Tomorrow night, I will be one of as many as a hundred people watching the Tony Awards on CBS. The annual celebration of Broadway's best never draws much of an audience and this year's nominees are of uncommon disinterest even to people who usually wouldn't miss the program. There are gay men who won't be watching. That's how little excitement there is over the ceremony this time.
There's also the matter of the Sopranos finale. That might lure away a viewer or two. Or three. Or almost everyone.
My pal Bob Elisberg has some suggestions on how the show could be improved. I'm pretty sure that if they followed everything Bob says, they'd have a much, much better show…and instead of a hundred people tuning in, they'd have two hundred.
The Tony Awards are the Tony Awards…and what's more, they will always be the Tony Awards. Even if someone could arrange for Paris Hilton to host, live and nude from the Correctional Treatment Center at Los Angeles County's "Twin Towers" jail facility and for the show to end with Bob Barker being spayed and neutered, the evening would still be about giving awards to people most of America has never heard of for performances in shows that most of America has never heard of, let alone seen.

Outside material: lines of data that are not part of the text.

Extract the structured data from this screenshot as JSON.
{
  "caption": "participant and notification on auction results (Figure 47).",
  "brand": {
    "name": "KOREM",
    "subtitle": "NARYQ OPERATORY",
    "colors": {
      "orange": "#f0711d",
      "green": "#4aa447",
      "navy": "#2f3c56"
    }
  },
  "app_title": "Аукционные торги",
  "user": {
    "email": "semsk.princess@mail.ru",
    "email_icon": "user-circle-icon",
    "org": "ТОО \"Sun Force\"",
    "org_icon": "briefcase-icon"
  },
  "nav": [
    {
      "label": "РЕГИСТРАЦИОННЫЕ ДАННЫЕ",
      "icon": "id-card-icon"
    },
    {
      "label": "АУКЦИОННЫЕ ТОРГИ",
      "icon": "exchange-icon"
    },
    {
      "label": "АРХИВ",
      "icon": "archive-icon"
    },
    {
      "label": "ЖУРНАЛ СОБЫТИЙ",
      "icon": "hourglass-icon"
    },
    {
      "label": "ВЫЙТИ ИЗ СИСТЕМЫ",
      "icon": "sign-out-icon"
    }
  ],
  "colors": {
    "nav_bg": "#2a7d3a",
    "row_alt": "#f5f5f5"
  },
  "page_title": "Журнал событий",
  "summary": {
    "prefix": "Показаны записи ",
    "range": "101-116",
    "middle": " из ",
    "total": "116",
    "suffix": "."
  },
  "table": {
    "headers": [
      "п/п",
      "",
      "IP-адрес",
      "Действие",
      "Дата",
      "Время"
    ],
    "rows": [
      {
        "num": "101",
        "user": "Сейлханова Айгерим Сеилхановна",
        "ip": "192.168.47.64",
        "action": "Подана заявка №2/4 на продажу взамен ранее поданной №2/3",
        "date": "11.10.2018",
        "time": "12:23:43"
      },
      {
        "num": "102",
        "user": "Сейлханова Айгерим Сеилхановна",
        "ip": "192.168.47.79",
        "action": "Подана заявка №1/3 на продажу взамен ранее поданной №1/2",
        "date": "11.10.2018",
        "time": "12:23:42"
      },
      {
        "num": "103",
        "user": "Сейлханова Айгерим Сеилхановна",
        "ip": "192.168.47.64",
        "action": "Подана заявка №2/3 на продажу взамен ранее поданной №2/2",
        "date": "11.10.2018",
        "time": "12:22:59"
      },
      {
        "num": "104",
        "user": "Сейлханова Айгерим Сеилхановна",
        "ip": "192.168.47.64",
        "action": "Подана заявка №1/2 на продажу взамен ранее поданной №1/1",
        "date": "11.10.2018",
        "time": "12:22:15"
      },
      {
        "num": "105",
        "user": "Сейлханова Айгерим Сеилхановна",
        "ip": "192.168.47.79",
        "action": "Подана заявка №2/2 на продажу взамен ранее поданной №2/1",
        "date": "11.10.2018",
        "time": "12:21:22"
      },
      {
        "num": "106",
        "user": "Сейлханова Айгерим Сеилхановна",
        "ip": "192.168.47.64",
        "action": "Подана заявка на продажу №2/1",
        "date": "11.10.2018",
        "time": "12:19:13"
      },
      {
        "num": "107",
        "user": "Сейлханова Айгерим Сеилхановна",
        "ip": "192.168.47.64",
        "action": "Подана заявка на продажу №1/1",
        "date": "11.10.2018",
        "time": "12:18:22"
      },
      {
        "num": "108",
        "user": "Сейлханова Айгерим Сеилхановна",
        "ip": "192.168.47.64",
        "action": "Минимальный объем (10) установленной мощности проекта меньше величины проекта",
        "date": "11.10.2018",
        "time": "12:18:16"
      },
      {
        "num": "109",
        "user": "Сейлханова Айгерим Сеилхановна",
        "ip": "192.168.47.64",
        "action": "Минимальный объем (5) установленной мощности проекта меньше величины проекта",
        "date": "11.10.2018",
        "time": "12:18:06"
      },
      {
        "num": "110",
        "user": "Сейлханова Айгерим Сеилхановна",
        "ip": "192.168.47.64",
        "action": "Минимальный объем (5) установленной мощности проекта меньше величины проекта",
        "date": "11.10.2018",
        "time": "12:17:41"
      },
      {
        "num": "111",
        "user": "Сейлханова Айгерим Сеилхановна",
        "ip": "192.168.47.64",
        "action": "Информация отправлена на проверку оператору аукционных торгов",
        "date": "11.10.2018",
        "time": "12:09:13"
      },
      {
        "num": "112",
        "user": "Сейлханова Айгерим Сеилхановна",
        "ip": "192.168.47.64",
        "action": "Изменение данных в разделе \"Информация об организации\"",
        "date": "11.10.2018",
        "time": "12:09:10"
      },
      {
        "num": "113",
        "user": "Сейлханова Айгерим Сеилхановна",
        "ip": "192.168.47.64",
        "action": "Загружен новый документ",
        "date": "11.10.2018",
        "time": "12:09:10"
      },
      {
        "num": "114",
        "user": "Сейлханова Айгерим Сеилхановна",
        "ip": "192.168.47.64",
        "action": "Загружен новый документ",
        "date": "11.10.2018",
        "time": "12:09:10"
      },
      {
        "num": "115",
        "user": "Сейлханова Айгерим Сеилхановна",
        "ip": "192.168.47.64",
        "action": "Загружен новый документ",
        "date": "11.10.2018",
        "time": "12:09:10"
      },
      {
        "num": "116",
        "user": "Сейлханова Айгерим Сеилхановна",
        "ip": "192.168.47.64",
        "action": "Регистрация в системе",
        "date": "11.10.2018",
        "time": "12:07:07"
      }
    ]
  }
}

There's a nugget of "advice" that I've come to dislike in most cases…the admonition to "Get over it," whatever "it" is. This has its applications. There are folks who obsess on certain issues long after the stage it's constructive, to the point where the obsession does more damage than the original issue. But too often, "Get over it" is a way of saying, "Yes, we know you have concerns about something and they may be legitimate, but we're just not going to deal with them so shut up." I'm not sure which this is. All I know is that there's no way to get even a significant section of America to watch the Tony Awards…so the people doing the telecast might just as well put on whatever kind of show they want. I'm thinking three hours of baton-twirling might be nice.